Plus de 50 ans après sa dernière apparition et la médaille d’or de Nino Tibia à Saint Moritz, le skeleton va réintégrer le programme olympique en 2002. Les meilleurs éléments mondiaux sont au rendez-vous et les fans s’emballent instantanément. Dans la compétition masculine, les favoris sont Martin Rettl, un aiguilleur du ciel autrichien, le Suisse Gregor Stähli et l’Américain Jim Shea junior.

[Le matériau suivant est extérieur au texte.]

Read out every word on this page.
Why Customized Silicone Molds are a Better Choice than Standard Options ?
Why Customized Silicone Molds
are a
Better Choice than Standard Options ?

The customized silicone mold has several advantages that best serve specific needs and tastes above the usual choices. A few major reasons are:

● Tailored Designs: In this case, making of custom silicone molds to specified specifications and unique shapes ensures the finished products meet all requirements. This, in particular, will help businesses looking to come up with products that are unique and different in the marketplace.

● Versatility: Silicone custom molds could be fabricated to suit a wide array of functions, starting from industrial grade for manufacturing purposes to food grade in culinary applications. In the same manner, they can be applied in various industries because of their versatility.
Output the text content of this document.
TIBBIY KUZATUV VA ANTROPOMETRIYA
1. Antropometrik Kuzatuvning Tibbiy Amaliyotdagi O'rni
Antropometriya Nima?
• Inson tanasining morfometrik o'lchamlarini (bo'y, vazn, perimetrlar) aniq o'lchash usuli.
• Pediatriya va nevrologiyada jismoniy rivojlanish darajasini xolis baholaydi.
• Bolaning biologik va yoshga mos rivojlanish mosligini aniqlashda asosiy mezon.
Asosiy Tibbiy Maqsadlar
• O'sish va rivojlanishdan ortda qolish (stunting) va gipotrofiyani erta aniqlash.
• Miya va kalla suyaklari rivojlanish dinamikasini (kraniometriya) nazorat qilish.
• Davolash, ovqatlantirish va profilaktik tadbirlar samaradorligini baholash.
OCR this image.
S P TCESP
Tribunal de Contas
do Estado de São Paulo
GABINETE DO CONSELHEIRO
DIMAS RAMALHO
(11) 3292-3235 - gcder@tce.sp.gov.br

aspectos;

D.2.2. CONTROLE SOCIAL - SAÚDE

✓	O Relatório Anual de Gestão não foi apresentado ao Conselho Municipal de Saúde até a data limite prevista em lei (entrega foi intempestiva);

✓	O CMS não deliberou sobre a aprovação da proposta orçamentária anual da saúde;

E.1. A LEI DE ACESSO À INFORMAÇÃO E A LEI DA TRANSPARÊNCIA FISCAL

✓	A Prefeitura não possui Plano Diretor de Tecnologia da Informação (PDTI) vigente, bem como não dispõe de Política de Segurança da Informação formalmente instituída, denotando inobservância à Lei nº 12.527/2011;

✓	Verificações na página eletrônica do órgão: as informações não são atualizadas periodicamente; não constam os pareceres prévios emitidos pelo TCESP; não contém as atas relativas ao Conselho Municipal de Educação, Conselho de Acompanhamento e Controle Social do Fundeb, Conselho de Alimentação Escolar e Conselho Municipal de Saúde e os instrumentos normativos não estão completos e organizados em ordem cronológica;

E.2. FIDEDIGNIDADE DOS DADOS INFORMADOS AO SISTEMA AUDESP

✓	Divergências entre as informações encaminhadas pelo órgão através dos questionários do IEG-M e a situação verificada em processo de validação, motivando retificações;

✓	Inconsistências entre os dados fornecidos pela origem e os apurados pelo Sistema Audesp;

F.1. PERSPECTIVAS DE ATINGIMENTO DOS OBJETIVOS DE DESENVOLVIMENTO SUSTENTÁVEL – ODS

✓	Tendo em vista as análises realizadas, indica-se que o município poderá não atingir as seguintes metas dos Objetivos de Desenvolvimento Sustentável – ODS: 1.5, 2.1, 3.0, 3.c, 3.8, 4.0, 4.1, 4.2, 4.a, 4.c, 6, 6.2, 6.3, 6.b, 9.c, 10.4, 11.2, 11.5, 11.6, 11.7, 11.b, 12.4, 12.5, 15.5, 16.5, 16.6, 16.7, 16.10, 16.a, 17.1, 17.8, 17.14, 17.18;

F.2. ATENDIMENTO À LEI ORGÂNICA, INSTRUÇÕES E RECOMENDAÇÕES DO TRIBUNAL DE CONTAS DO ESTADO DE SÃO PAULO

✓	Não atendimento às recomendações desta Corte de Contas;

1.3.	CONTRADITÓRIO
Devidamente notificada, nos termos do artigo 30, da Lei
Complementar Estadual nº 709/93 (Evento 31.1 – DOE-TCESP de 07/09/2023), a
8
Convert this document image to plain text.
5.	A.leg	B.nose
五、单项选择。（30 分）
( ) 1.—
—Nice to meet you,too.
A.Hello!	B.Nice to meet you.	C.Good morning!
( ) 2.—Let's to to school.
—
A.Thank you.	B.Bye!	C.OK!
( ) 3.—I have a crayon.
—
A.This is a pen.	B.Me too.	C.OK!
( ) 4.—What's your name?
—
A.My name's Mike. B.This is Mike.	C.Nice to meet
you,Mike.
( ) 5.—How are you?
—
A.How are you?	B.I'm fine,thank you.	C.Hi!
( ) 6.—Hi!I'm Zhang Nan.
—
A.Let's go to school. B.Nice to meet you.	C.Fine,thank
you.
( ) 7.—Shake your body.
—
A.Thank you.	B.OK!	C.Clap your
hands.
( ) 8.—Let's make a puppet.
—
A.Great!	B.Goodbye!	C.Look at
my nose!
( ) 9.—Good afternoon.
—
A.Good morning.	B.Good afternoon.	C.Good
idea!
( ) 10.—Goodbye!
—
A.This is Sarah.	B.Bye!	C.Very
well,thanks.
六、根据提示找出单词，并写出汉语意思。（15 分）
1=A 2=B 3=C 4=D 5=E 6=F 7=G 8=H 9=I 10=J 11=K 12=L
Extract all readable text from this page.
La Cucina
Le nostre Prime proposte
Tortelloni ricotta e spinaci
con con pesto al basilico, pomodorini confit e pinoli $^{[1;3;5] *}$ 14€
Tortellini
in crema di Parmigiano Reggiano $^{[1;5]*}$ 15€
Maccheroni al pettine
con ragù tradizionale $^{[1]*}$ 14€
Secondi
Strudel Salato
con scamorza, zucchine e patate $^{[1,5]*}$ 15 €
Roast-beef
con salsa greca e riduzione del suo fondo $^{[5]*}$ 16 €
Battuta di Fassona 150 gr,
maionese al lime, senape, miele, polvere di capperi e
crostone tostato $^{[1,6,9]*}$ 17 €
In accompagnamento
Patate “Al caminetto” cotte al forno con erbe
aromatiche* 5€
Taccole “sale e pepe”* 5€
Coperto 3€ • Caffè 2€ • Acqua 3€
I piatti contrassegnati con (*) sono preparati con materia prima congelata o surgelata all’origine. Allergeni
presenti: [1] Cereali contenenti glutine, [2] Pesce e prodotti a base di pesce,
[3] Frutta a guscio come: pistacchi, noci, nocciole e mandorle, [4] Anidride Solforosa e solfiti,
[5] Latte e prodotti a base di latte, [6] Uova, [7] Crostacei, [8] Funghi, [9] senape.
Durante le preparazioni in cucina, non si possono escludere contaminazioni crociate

Ce dernier sait parfaitement ce que recouvre le terme olympien, puisque son grand-père et son père ont tous deux participé aux Jeux Olympiques d’hiver. Son grand-père, Jack, a été un patineur de vitesse réputé qui a gagné deux médailles d’or aux Jeux de 1932 alors que son père, Jim senior, était un spécialiste du ski de fond qui a participé à trois épreuves en 1964 à Innsbruck.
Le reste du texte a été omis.